With two World Series appearances, back-to-back American League Central championships and three playoff berths since 2002, it's tough to argue with Dave Dombrowski's resume as general manager of the Detroit Tigers.
Dombrowski has been instrumental in bringing players like Placido Polanco, Ivan Rodriguez and Miguel Cabrera to Detroit, and he has brought the Tigers back to national prominence. But there are also several moves throughout Dombrowski's tenure that have had fans scratching their heads.
Here are the five worst moves in the Dombrowski era in Detroit:
Watching the Brandon Inge and Ryan Raburn sagas play out in Detroit was almost equally painful.
Many people place the blame on manager Jim Leyland, who has been known to be loyal to a fault to aging veterans, but if Dombrowski would've gotten rid of the dead weight earlier, these two wouldn't have had the opportunity to be distractions in Detroit for so long.
After spending over 10 years in Detroit, the Tigers were painfully slow in getting rid of Inge, sending him down to Triple-A Toledo in 2011 when he was hitting below .200. Inge hadn't hit above .250 since 2006 and his power numbers and defensive capabilities had dwindled.
Raburn followed a similar path as Inge, going down to the minors a couple times in his last year in Detroit.
Raburn hit .291 in 2009 and .280 in 2010—his best years in Detroit—but after that, he went downhill fast.
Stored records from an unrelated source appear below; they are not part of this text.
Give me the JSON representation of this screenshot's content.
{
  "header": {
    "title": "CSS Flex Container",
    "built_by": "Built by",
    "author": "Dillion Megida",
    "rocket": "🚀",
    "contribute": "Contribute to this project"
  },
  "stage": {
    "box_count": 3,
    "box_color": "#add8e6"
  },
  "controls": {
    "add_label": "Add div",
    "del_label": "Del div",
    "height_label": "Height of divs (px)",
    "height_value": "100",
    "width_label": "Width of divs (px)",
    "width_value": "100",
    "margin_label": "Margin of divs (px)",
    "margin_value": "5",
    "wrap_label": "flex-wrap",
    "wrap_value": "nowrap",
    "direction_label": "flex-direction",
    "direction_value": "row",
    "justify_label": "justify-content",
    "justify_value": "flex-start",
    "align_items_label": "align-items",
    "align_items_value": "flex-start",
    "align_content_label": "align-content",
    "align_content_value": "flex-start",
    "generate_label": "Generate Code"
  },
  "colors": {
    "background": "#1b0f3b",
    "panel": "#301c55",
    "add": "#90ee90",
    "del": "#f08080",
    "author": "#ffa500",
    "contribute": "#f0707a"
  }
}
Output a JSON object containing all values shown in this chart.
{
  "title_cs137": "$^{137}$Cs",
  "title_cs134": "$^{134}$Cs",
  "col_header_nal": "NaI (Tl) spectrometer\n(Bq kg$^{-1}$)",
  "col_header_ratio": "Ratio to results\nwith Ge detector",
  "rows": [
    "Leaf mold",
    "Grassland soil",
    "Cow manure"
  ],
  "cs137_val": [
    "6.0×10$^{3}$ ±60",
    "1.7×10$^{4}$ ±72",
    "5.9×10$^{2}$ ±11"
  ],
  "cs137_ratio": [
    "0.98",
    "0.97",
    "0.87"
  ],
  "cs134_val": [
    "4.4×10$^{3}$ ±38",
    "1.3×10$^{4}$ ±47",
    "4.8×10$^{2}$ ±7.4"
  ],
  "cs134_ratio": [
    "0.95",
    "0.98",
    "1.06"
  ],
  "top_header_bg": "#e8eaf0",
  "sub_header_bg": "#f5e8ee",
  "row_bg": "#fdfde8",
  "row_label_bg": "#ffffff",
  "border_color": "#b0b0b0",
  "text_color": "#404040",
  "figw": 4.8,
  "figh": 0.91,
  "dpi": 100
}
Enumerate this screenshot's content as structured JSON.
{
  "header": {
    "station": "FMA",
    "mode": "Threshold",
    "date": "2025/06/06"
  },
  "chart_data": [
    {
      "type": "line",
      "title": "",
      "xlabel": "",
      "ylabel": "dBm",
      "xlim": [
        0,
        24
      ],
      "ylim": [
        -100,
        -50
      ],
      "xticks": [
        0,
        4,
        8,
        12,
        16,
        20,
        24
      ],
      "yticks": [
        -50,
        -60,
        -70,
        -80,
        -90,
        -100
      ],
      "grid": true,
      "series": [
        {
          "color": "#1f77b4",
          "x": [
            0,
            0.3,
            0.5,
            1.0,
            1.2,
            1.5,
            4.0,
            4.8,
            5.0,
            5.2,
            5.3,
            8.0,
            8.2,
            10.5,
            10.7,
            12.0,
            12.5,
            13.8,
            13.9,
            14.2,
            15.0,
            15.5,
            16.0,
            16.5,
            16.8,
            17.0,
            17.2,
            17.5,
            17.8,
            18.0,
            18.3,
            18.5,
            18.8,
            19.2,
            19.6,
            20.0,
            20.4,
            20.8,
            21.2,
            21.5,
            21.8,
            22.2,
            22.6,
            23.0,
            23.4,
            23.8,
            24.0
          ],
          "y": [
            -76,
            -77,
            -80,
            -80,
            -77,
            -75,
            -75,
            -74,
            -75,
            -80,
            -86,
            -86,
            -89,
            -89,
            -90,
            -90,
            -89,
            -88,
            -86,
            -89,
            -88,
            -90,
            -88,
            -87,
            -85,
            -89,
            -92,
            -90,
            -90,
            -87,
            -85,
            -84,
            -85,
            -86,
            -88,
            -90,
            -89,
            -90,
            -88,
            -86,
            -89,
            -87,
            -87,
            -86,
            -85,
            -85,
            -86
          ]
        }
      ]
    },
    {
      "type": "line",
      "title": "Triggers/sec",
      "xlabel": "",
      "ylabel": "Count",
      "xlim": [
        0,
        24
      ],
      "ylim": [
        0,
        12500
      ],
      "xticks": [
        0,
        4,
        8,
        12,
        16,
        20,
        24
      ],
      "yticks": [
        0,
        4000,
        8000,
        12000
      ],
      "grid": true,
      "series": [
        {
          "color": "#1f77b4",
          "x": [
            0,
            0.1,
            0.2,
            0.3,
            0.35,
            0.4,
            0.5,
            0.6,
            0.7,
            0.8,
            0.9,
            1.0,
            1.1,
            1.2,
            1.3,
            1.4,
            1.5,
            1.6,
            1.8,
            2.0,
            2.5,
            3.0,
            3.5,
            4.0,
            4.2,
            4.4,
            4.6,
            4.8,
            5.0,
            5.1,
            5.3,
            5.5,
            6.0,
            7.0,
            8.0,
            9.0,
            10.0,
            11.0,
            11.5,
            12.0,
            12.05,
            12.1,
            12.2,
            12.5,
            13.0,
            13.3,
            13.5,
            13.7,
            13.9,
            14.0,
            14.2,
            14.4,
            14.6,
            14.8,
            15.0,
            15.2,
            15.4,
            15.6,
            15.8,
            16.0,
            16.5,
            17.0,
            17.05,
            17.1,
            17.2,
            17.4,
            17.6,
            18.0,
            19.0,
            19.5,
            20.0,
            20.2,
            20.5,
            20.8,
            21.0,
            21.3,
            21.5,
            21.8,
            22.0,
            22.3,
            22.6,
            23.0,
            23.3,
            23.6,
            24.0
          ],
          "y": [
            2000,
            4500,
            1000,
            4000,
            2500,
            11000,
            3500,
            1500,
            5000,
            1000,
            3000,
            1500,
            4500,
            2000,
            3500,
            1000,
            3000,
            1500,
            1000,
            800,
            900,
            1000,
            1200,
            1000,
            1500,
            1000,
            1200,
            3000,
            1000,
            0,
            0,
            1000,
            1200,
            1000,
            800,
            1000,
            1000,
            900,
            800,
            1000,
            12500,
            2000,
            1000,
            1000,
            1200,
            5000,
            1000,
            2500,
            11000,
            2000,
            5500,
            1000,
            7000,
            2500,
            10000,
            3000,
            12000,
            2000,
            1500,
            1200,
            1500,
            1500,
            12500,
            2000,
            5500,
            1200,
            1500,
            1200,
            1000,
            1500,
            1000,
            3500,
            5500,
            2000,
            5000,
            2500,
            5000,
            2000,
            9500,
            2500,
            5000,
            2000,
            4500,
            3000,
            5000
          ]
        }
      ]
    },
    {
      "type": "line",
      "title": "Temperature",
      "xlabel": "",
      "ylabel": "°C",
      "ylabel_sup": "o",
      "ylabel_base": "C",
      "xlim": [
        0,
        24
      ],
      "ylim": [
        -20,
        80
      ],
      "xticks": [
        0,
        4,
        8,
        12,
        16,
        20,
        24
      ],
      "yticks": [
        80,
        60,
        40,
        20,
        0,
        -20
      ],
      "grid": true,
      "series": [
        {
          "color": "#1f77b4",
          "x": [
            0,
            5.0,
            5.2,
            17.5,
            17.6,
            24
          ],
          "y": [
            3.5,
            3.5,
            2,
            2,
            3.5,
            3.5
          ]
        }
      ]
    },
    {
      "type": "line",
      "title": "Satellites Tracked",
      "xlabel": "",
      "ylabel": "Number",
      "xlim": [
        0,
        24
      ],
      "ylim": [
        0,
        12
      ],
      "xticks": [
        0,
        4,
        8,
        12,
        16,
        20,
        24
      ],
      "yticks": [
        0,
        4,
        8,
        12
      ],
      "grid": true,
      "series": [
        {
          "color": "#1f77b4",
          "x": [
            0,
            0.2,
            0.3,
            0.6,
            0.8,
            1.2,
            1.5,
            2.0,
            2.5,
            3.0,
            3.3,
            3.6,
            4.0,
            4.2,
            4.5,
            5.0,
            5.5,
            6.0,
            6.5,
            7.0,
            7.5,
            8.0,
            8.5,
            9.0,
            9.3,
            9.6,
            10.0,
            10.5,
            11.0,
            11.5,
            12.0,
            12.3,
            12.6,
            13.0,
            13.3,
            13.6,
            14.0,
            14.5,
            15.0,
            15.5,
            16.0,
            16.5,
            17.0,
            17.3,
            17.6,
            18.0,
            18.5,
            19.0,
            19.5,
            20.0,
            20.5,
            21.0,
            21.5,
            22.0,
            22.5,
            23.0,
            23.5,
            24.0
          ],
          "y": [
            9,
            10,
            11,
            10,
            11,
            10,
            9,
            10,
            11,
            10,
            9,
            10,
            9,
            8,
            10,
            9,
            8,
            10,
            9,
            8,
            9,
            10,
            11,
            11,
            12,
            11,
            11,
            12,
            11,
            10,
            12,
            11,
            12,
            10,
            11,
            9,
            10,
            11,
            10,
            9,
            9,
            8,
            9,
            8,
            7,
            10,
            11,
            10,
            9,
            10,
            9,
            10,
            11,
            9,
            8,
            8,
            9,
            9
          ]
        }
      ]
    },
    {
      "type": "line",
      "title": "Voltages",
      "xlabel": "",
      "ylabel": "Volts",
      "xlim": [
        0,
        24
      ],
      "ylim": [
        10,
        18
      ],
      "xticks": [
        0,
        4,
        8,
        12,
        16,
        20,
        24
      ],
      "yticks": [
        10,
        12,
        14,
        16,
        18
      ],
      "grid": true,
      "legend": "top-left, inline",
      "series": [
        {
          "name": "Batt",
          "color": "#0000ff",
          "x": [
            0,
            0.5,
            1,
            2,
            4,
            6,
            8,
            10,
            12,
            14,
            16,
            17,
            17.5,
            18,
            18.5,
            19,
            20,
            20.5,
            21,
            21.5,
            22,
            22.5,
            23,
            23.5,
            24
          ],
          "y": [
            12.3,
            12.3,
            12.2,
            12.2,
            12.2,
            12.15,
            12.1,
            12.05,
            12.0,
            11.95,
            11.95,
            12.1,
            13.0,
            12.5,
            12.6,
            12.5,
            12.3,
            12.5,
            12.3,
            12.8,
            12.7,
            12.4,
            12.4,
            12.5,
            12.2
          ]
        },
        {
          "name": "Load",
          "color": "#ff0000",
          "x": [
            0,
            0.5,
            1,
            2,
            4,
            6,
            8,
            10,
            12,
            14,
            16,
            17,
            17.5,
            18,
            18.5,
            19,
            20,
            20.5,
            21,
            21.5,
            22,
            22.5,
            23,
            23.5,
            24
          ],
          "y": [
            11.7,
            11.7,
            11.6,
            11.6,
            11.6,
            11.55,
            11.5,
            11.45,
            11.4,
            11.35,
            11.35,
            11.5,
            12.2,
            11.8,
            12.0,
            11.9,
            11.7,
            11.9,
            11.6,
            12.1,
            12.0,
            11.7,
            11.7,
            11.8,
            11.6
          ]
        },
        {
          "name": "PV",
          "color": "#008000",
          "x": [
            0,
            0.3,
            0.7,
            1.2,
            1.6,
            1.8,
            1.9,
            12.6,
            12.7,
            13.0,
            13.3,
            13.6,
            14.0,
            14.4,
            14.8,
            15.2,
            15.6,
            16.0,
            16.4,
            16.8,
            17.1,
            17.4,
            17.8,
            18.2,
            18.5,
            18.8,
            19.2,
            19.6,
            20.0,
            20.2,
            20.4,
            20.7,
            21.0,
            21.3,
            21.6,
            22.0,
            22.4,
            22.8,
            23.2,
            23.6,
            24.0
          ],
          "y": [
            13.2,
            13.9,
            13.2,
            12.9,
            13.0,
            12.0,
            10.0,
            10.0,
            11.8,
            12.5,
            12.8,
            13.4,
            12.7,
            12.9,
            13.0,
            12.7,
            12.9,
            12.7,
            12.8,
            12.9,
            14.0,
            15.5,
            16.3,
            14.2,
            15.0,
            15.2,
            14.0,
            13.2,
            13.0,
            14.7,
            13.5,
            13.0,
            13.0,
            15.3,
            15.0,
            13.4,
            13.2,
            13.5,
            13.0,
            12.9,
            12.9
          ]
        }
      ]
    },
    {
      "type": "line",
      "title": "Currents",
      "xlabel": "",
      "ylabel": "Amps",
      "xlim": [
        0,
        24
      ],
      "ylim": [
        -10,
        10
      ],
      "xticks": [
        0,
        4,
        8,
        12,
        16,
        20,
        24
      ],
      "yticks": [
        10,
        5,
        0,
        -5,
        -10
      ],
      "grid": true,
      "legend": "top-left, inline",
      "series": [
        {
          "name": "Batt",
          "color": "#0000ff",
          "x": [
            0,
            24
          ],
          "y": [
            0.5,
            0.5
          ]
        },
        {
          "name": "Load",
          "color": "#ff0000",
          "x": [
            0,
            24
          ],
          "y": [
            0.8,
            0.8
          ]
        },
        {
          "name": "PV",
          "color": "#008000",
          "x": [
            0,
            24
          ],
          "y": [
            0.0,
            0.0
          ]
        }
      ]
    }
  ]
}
He hit .256 in 2011 and had poor power numbers after getting the most playing time of his career, appearing in 121 games. It got even worse in 2012 when Raburn became a joke, hitting .171 with one home run and 12 RBI in 66 games before finally getting released after the season.
When the Tigers signed Prince Fielder in January 2012, I was one of the happiest people in Detroit.
But looking back on it, and looking forward to the next seven-plus years left on his monstrous contract, it looks as if the signing might be one of the worst of Dombrowski's career.
When Dombrowski signed Fielder, the Tigers were looking for one more big bat to add to their lineup to complete the World Series puzzle.
Fielder was the highest-touted free agent on the market, and Dombrowski wanted to get a big name but also wanted the right fit.
Fielder, who's hit .288 with 50 home runs and 195 RBI in 288 games as a Tiger, is due to make $24 million per year until 2020, when he'll be 36 years old.
He got his big name and a very productive hitter, but for the money and the length of the contract, it's probably not the right fit.
Dave Dombrowksi turned one of his best moves in Placido Polanco into one of his worst moves when Dombrowski refused to re-sign him.
The Tigers traded Ugueth Urbina and Ramon Martinez for Polanco during the 2005 season, bringing a much-needed jolt of energy to Detroit.
Polanco was a consummate team guy who was a fan favorite and clutch player on both sides of the ball.
In his four-plus seasons with the Tigers, Polanco batted .311 with a .355 on-base percentage, 37 home runs and 285 RBI.
Polanco didn't put up huge power numbers, but he always hit for average and always seemed to come up with a big hit when the Tigers needed it.
After the Tigers finished second in the AL Central in 2009, ending the season losing a devastating one-game playoff to the Minnesota Twins, Dombrowski reportedly didn't even extend an offer to the veteran second baseman to return to Detroit.
Polanco was granted free agency and signed with the Philadelphia Phillies for about $5 million per year.
Following the 2002 campaign, Dombrowski traded away valuable starter Mark Redman to the Florida Marlins. In return for the 28-year-old left-hander, the Tigers acquired Rob Henkel, Nate Robertson and Gary Knotts.
Henkel never made his major league debut, and Knotts was a mediocre pitcher in Detroit for two seasons.
Robertson had a decent career with the Tigers as a mid-rotation lefty for several years. His best season was 2006 when he posted a 13-13 record with a 3.84 ERA. Robertson found himself out of favor in 2008 after losing his slider and falling apart.
Meanwhile, Redman went 14-9 with a 3.59 ERA as a member of the Marlins rotation when they won the World Series in 2003.
Dombrowski didn't make too much noise during the 2007 campaign, but he made arguably his worst move as Tigers GM after the season, trading Jair Jurrjens and Gorkys Hernandez to the Atlanta Braves for Edgar Renteria.
Renteria played his only season for Detroit in 2008, batting .270 with 10 home runs and 55 RBI, but the Tigers finished 74-88 and last in the AL Central.
While Hernandez never made it to the major leagues with the Braves, Jurrjens went on to become one of the better pitchers in the National League, putting up a 50-36 record in Atlanta earning a 3.58 ERA with 486 strikeouts and 249 walks.
Dombrowski probably wishes he could take that one back.